Photograph by Daniel Acker — Bloomberg/Getty Images
By Phil Wahba
May 27, 2016

Millennial shoppers may be increasingly scarce at shopping malls, but they are turning up at dollar stores.

Dollar General (dg), the largest such U.S. discount chain with 12,700 stores, said this week that young adult shoppers now account for 24% of its sales. That amounted to $1.26 billion last quarter, as total revenue rose 7%.

In even more promising news for the retailer, millennials accounted for only 12% of Dollar General’s shoppers. So, customers in that age group were spending about twice as much as the average Dollar General patron.

It’s logical that millennials would start to gravitate to dollar stores as they enter their family-founding years and need to save money. But Dollar General’s progress should be worrisome for the likes of Walmart (wmt) and Target (tgt) as they redouble their own efforts to win younger shoppers and replenish their customer bases.

Dollar General’s comparable sales rose 2.2% last quarter, compared to 1% at Walmart and 1.2% at Target. (Arch-rival Dollar Tree (dltr) reported a 2.3% gain.)

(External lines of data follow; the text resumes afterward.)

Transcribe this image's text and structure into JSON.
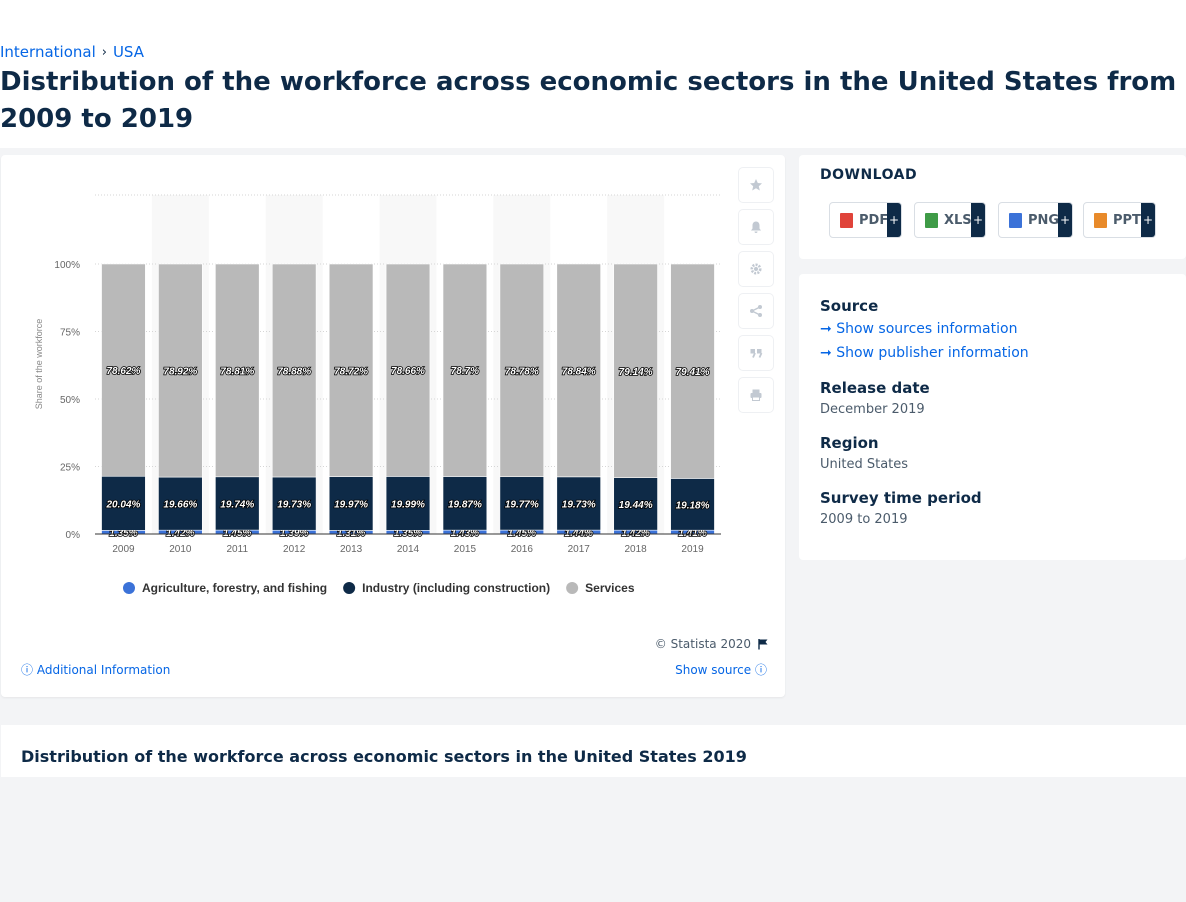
{
  "breadcrumb": {
    "items": [
      "International",
      "USA"
    ],
    "separator": "›"
  },
  "page": {
    "title": "Distribution of the workforce across economic sectors in the United States from 2009 to 2019"
  },
  "chart_data": {
    "type": "bar",
    "stacked": true,
    "categories": [
      "2009",
      "2010",
      "2011",
      "2012",
      "2013",
      "2014",
      "2015",
      "2016",
      "2017",
      "2018",
      "2019"
    ],
    "series": [
      {
        "name": "Agriculture, forestry, and fishing",
        "color": "#3b72d8",
        "values": [
          1.35,
          1.42,
          1.45,
          1.39,
          1.31,
          1.35,
          1.43,
          1.45,
          1.44,
          1.42,
          1.41
        ],
        "labels": [
          "1.35%",
          "1.42%",
          "1.45%",
          "1.39%",
          "1.31%",
          "1.35%",
          "1.43%",
          "1.45%",
          "1.44%",
          "1.42%",
          "1.41%"
        ]
      },
      {
        "name": "Industry (including construction)",
        "color": "#0e2a47",
        "values": [
          20.04,
          19.66,
          19.74,
          19.73,
          19.97,
          19.99,
          19.87,
          19.77,
          19.73,
          19.44,
          19.18
        ],
        "labels": [
          "20.04%",
          "19.66%",
          "19.74%",
          "19.73%",
          "19.97%",
          "19.99%",
          "19.87%",
          "19.77%",
          "19.73%",
          "19.44%",
          "19.18%"
        ]
      },
      {
        "name": "Services",
        "color": "#b9b9b9",
        "values": [
          78.62,
          78.92,
          78.81,
          78.88,
          78.72,
          78.66,
          78.7,
          78.78,
          78.84,
          79.14,
          79.41
        ],
        "labels": [
          "78.62%",
          "78.92%",
          "78.81%",
          "78.88%",
          "78.72%",
          "78.66%",
          "78.7%",
          "78.78%",
          "78.84%",
          "79.14%",
          "79.41%"
        ]
      }
    ],
    "title": "",
    "xlabel": "",
    "ylabel": "Share of the workforce",
    "ylim": [
      0,
      100
    ],
    "yticks": [
      0,
      25,
      50,
      75,
      100
    ],
    "ytick_labels": [
      "0%",
      "25%",
      "50%",
      "75%",
      "100%"
    ],
    "grid": true,
    "legend_position": "bottom"
  },
  "chart_card": {
    "copyright": "© Statista 2020",
    "additional_info": "Additional Information",
    "show_source": "Show source"
  },
  "toolbar": {
    "icons": [
      "star-icon",
      "bell-icon",
      "gear-icon",
      "share-icon",
      "quote-icon",
      "print-icon"
    ]
  },
  "download": {
    "title": "DOWNLOAD",
    "buttons": [
      {
        "label": "PDF",
        "color": "#e0433a"
      },
      {
        "label": "XLS",
        "color": "#3f9b47"
      },
      {
        "label": "PNG",
        "color": "#3b72d8"
      },
      {
        "label": "PPT",
        "color": "#e88a2a"
      }
    ],
    "plus": "+"
  },
  "source": {
    "heading": "Source",
    "link1": "Show sources information",
    "link2": "Show publisher information",
    "release_heading": "Release date",
    "release_value": "December 2019",
    "region_heading": "Region",
    "region_value": "United States",
    "survey_heading": "Survey time period",
    "survey_value": "2009 to 2019"
  },
  "related": {
    "title": "Distribution of the workforce across economic sectors in the United States 2019"
  }
}
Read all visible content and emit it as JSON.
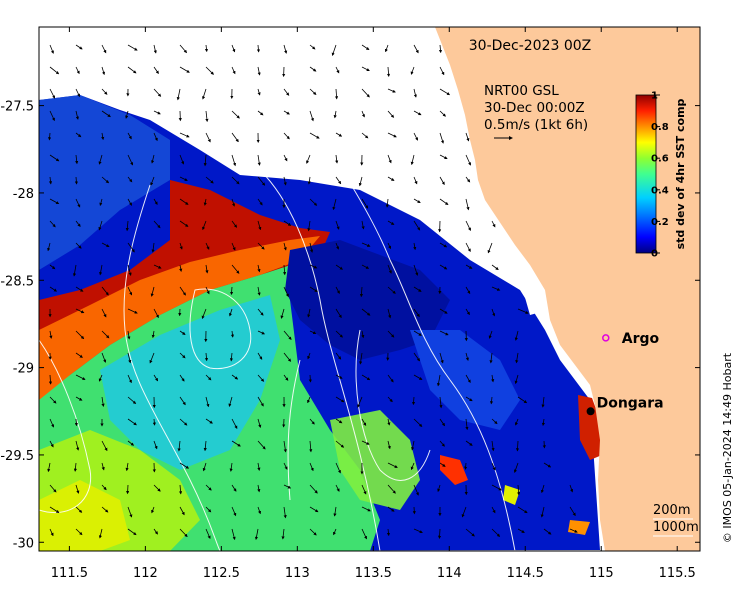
{
  "title": "30-Dec-2023 00Z",
  "info": {
    "line1": "NRT00 GSL",
    "line2": "30-Dec 00:00Z",
    "line3": "0.5m/s (1kt 6h)"
  },
  "colorbar": {
    "label": "std dev of 4hr SST comp",
    "ticks": [
      "1",
      "0.8",
      "0.6",
      "0.4",
      "0.2",
      "0"
    ],
    "tick_values": [
      1,
      0.8,
      0.6,
      0.4,
      0.2,
      0
    ],
    "colors": [
      "#000080",
      "#0000ff",
      "#0080ff",
      "#00d0ff",
      "#40ff90",
      "#90ff30",
      "#ffff00",
      "#ff9000",
      "#ff2000",
      "#900000"
    ]
  },
  "axes": {
    "x_ticks": [
      "111.5",
      "112",
      "112.5",
      "113",
      "113.5",
      "114",
      "114.5",
      "115",
      "115.5"
    ],
    "x_values": [
      111.5,
      112,
      112.5,
      113,
      113.5,
      114,
      114.5,
      115,
      115.5
    ],
    "y_ticks": [
      "-27.5",
      "-28",
      "-28.5",
      "-29",
      "-29.5",
      "-30"
    ],
    "y_values": [
      -27.5,
      -28,
      -28.5,
      -29,
      -29.5,
      -30
    ],
    "lon_range": [
      111.3,
      115.65
    ],
    "lat_range": [
      -30.05,
      -27.05
    ]
  },
  "places": [
    {
      "label": "Argo",
      "lon": 115.03,
      "lat": -28.83,
      "marker": "magenta-circle"
    },
    {
      "label": "Dongara",
      "lon": 114.93,
      "lat": -29.25,
      "marker": "black-dot"
    }
  ],
  "bathymetry_legend": [
    "200m",
    "1000m"
  ],
  "credit": "© IMOS 05-Jan-2024 14:49 Hobart",
  "land_color": "#fdc99b"
}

The dollar store chain put a big dent into Walmart’s business in particular in the immediate post-recession period. During that time, Dollar General expanded its fleet aggressively and attracted customers looking to cut down on longer drives when gas prices were high.

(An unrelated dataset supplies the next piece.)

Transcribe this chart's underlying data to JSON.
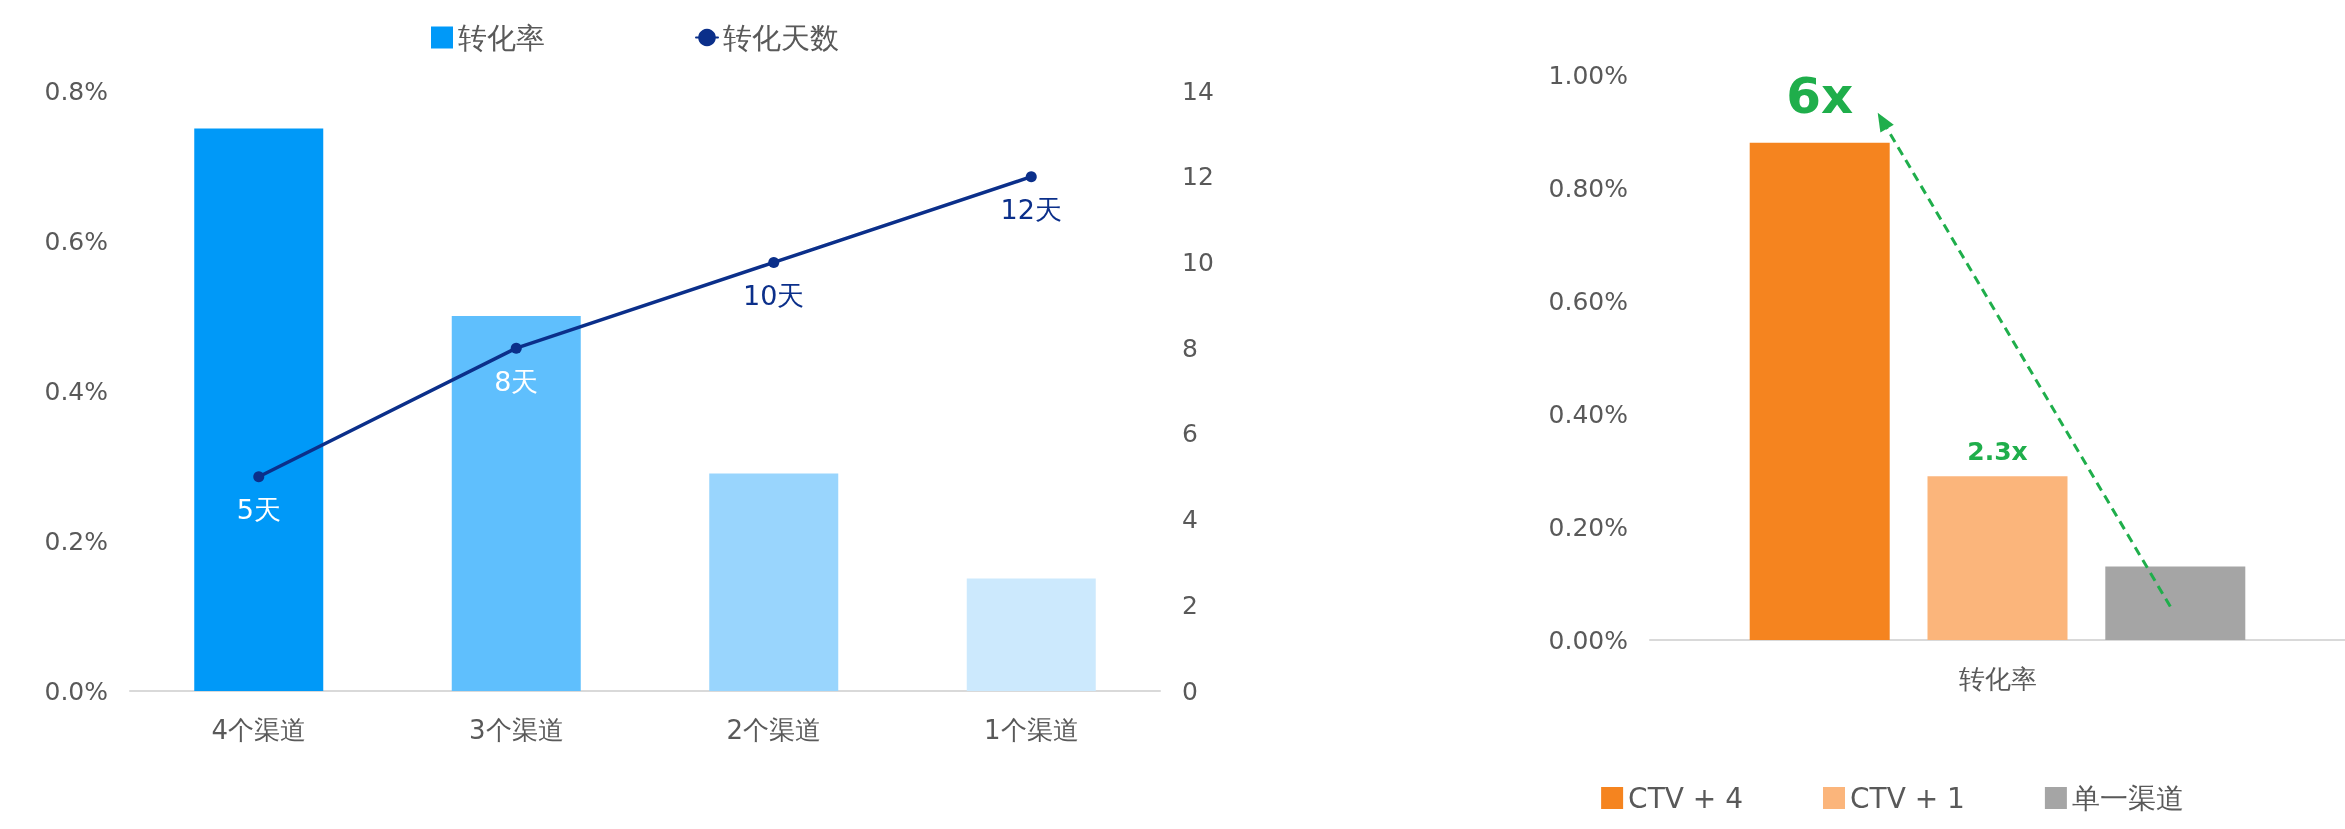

But coming out of the recession, Dollar General, along with Dollar Tree and Family Dollar, have sought to improve the look of its stores and the calibre of its food to keep the pressure on.

Dollar General has added 23,000 coolers at 9,000 of its stores to expand its grocery assortment. At about 160 Dollar General Plus stores, where the retailer goes for a higher-end presentation, it is testing a small assortment of the best-selling fresh fruits and vegetables.

This has put Dollar General on a collision course with Walmart, which is investing heavily in upgrading its fresh food selection and is looking to avoid losing shoppers making smaller grocery runs.

“She wants healthy food items, and likes to be on the cutting edge and try new products,” Dollar General CEO Todd Vasos told analysts on Thursday, referring to the typical young customer.

In the first quarter, Dollar General launched a new health-focused private brand line named Heartland Harvest, as part of its campaign to win over millennials. The retailer is also expanding its house brand offerings in beauty care and ramping up its smartphone app.

“These insights will help us serve her even better going forward as we strive to ensure she becomes an even larger consumer segment for us over time,” Vasos said.